Op basis van de huidige wet- en regelgeving kan dan geen herziening plaatsvinden van de in aftrek gebrachte btw, ondanks dat het gebruik van het pand is gewijzigd. De ondernemer hoeft dus geen btw terug te betalen, ook al gebruikt hij het pand na het eerste boekjaar wel voor btw-vrijgestelde prestaties. Dit zou bijvoorbeeld wel het geval zijn geweest als de verbouwing geleid zou hebben tot een nieuw vervaardigd pand, waarvoor een herzieningstermijn van tien boekjaren geldt.

126

HvJ EU 1 februari 1977, C-51/76, punt 12 (Verbond Nederlandse ondernemingen v Inspecteur der invoerrechten en accijnzen); conclusie van A-G Mengozzi bij HvJ EU 12 februari 2009, C-515/07 (VNLTO), punt 66 en verder; conclusie van A-G Kokott bij HvJ EU 19 juli 2012, C-334/10, punt 59 (X).

127

De herziening vindt plaats in de vier boekjaren volgende op het boekjaar van ingebruikname en geschiedt telkens voor een vijfde gedeelte van de voorbelasting van het bedrag van de betreffende dienst aan onroerende zaken.

128

Indien in de praktijk of anderszins blijkt dat een herzieningstermijn van (effectief) vijf boekjaren aanpassing behoeft, is een verlenging van de herzieningstermijn mogelijk.

129

Logischerwijs exclusief btw; dit volgt uit het begrip vergoeding.

130

Het introduceren van regelingen om belastingbesparende structuren aan te pakken maakt het belastingstelsel doorgaans complexer.
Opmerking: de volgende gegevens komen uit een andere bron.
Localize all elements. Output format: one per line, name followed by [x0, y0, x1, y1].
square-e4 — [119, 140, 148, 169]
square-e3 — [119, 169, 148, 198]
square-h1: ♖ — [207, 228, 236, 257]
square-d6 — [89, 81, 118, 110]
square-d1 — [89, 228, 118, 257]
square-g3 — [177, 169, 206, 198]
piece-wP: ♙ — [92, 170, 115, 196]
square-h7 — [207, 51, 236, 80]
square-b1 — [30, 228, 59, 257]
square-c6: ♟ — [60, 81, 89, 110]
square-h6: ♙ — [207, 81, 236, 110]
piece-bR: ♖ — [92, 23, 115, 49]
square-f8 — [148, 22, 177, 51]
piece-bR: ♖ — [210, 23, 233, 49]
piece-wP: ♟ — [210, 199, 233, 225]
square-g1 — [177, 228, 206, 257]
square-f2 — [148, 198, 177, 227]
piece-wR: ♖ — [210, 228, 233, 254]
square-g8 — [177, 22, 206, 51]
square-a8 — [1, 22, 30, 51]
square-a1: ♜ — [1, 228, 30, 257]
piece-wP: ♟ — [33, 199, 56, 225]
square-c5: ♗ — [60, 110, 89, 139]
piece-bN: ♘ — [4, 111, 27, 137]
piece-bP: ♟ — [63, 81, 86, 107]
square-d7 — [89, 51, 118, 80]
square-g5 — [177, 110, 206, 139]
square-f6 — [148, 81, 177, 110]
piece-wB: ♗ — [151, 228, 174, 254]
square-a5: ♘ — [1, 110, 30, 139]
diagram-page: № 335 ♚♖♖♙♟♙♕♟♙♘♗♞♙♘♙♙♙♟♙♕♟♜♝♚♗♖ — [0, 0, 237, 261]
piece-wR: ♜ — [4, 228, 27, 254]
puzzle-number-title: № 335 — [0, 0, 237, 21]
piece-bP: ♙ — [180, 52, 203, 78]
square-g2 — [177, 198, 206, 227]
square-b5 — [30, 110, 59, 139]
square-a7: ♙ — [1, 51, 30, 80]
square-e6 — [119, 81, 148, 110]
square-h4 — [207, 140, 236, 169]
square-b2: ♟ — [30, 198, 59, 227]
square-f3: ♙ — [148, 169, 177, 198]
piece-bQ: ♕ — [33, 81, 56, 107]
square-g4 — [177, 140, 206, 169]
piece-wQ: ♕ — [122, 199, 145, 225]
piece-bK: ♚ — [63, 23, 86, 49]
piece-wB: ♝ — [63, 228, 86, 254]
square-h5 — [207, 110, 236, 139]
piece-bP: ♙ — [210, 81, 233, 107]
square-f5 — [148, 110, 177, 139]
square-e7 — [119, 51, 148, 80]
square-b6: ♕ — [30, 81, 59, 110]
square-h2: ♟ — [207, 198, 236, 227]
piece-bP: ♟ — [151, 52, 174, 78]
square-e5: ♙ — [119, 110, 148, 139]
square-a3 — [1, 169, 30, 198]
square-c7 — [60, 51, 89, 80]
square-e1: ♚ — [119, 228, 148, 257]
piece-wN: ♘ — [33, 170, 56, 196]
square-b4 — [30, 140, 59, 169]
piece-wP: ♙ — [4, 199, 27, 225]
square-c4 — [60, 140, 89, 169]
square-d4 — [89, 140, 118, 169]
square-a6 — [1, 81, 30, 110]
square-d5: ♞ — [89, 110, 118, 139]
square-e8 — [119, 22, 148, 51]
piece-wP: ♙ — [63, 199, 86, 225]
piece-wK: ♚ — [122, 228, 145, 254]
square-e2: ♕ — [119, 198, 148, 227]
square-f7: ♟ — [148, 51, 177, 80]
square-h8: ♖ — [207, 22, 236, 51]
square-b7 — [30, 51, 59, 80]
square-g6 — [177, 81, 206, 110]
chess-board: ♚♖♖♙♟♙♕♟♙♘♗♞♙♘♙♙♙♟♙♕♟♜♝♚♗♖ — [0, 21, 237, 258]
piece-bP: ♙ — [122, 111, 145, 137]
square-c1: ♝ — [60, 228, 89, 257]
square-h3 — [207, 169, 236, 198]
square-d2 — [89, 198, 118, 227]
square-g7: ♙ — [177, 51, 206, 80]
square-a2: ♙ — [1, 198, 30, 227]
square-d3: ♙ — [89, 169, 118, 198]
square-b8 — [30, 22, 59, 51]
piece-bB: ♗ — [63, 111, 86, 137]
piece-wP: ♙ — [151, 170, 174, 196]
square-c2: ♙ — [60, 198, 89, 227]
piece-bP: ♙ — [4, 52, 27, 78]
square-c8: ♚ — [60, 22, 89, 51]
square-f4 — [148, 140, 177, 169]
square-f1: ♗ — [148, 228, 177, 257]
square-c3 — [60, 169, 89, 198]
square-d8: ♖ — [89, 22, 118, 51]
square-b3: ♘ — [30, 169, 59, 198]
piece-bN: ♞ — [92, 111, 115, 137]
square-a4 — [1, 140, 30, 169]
Dergelijke bepalingen moeten specifiek worden geformuleerd om het geïdentificeerde misbruik aan te pakken, zonder een te brede algemene werking die zou kunnen leiden tot overkill. Hoewel gepoogd is de complexiteitsverhoging tot een minimum te beperken, onder andere met een administratieve tegemoetkoming in de vorm van een drempelbedrag, maakt deze maatregel het stelsel onvermijdelijk complexer en vormt de maatregel een aanvullende administratieve last voor ondernemers.